If you have to do something, you can also make culture. Or art. Or rather entertainment.
Photo: Image/Westen61/Eugenia Maron Juven
The world is still in order in Switzerland; At least when it comes to Schanti and the Sabin. With them it works. At some point around 2020, they decide to found an association, “polyphonic perverse”, and with it to make theater. Because: you have to do something. Otherwise you break. And if you have to do something, you can do that too: culture. Or art. Or rather entertainment, because what art and culture are, no one has known for thousands of years, and that is not important, the philosopher should argue about that. It is important: to drink a white wine spritzer when working, sit in kitchens for a long time and talk about exciting concepts with exciting people. So all of this and of course also for: money.

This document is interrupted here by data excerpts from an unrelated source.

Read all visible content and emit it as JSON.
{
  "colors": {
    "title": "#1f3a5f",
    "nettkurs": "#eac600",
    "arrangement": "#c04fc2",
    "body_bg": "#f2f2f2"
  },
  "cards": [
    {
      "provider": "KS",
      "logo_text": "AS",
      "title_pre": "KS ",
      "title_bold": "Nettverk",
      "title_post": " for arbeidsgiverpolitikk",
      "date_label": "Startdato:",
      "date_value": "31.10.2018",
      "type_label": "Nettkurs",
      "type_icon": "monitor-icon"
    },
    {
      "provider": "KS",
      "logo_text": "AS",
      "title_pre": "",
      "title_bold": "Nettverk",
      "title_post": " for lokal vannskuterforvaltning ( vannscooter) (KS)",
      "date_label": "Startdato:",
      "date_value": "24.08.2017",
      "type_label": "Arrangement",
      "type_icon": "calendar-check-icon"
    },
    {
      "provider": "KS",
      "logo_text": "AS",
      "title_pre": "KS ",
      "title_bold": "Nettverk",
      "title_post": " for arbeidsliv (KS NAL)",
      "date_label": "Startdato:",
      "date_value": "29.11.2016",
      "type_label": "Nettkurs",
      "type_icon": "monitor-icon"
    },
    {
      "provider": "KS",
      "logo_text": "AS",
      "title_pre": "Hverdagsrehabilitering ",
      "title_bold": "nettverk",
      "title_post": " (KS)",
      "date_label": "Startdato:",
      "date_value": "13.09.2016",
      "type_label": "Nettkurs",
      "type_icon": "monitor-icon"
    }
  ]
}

So the two, the Schanti and the Sabin, do culture by not shearing around art. They pull a provincial theater group on land, organize support applications, improve catering, get sponsors on board, and all of this they enter them neatly into their Excel tables so that it is clear afterwards. What you play doesn’t matter anyway, it just has to be fresh and somehow stand out.
And there is suddenly a new opportunity in the whole application frame, through the Jules, that is the dealer who supplies the entire art scene there with grass. And he has a complete safe with cash. And he just doesn’t know where to put the money, the Jules. And that’s why the Schanti then convert this club a bit so that the Jules can also deposit into the pension fund and has a taxable income at all. And the whole thing goes well for a while until the Manon comes, that is the cultural editor of this provincial sheet, and it was probably boring, and then she researched and then suddenly it wasn’t going well. But that’s actually another story.

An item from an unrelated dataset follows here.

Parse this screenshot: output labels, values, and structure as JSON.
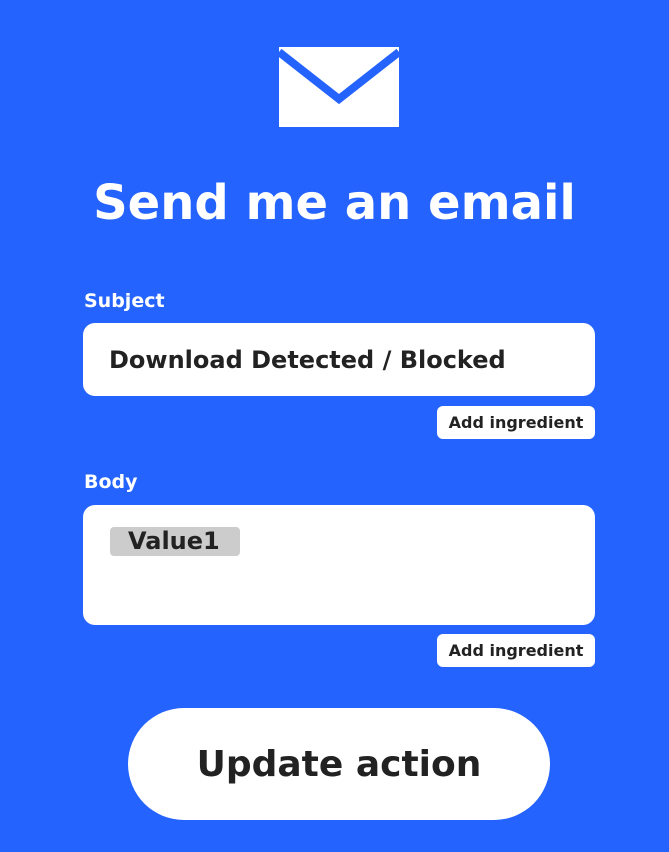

The book has a charming way out of time: all the big, difficult topics do not take place here; Do not have to take place either. And if they still take place – for example when the pandemic breaks over the small, perfect art world – then all of this remains strangely unreal – understandably unreal, because the Schanti and the Sabin and her whole cultural ruins do not have much to do with reality anyway: they live from air and love and the little money laundering, which financed all this whole hocus -pocus.

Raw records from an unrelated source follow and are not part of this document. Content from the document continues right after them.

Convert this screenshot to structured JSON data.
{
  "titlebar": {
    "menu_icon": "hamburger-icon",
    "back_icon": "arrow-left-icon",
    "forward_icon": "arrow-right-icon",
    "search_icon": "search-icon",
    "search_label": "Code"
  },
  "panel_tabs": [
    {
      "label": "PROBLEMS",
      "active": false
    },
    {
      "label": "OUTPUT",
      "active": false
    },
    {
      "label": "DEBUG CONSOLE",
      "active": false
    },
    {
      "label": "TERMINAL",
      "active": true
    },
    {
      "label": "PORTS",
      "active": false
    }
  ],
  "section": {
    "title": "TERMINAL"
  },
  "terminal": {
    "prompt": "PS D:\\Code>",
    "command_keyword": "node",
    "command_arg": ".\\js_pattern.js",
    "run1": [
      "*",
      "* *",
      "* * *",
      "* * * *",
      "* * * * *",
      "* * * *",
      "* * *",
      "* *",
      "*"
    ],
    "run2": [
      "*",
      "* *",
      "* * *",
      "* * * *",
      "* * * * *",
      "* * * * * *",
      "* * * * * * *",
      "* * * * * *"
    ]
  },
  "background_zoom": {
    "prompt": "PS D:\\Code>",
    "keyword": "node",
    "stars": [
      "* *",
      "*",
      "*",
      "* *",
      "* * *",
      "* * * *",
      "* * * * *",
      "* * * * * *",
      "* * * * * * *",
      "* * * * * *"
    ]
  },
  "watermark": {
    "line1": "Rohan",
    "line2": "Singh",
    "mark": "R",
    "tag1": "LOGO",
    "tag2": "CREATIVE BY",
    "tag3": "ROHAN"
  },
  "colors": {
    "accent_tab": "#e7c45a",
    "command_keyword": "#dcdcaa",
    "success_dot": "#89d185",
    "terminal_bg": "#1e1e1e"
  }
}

And you can’t be angry with them because all of these excavators and high -stapler are extremely likeable. The Schanti, the Sabin, the Jules, are basically all child’s heads who want to play around a bit with their life, work a bit, have a little fun. They do not want anything bad and do not hurt anyone. Also the only really tragic figure – the drunken ghostwriter Yves, who makes the mistake of wanting to take it seriously with the art and then grandiose to write a play of importance – falls into deep despair, but is also overridden in its livelihood that has fallen from time. Yves is not about saying something, but to speak well: to perform art. In the end, only one figure is really unappealing: the Manon, this traitor, who has the cheek, takes her job seriously and leaves this whole air castle.
Béla Rothenbühler has written such a loving satire on the cultural company, you almost forget that there are people who still mean something; to whom art still means something. In “Polyphon Pervers” it is not possible – Rothenbühler would say: zero comma zero – about art, but only about escapism. And it is about that this escapism does not lead anywhere when it meets himself; It just takes a place like Switzerland that it can still go together.
On the one hand, the charm of the book is that it is incredibly well written and that even this promise of art to be allowed to be entertained without a license can indulge. It is a book that sounds as if you were to tell such a funny story at some counter that you are exceptionally ready to keep your face for two hours. Béla Rothenbühler manages to find a sound that pulls a sound from Uwe Dethier – translated by Uwe Dethier. And on the other hand, if you like, you can find bigger things in it. One of the key scenes of the novel is the one when, as part of a performance, predatory art from Africa is live and sent out of the museum on site: this is just a classic stoner idea. How complicated it is to dedicate predatory art back, not only for the museums that you have housed so far, but especially for the communities on site, does not matter in the consideration. It’s all about the scandal, about the gesture. Morality is: you make art that slams. Until it pops. And when it pops, you only did art.
But that doesn’t have to be, the book itself obviously wants to entertain. To put it in the words of the first-person narrator: Béla Rothenbühler Easy did it.
Béla Rothenbühler: Polyphon Pervers. From the Lucerne German by Uwe Dethier, Voland & Quist, 212 pages, born, € 22.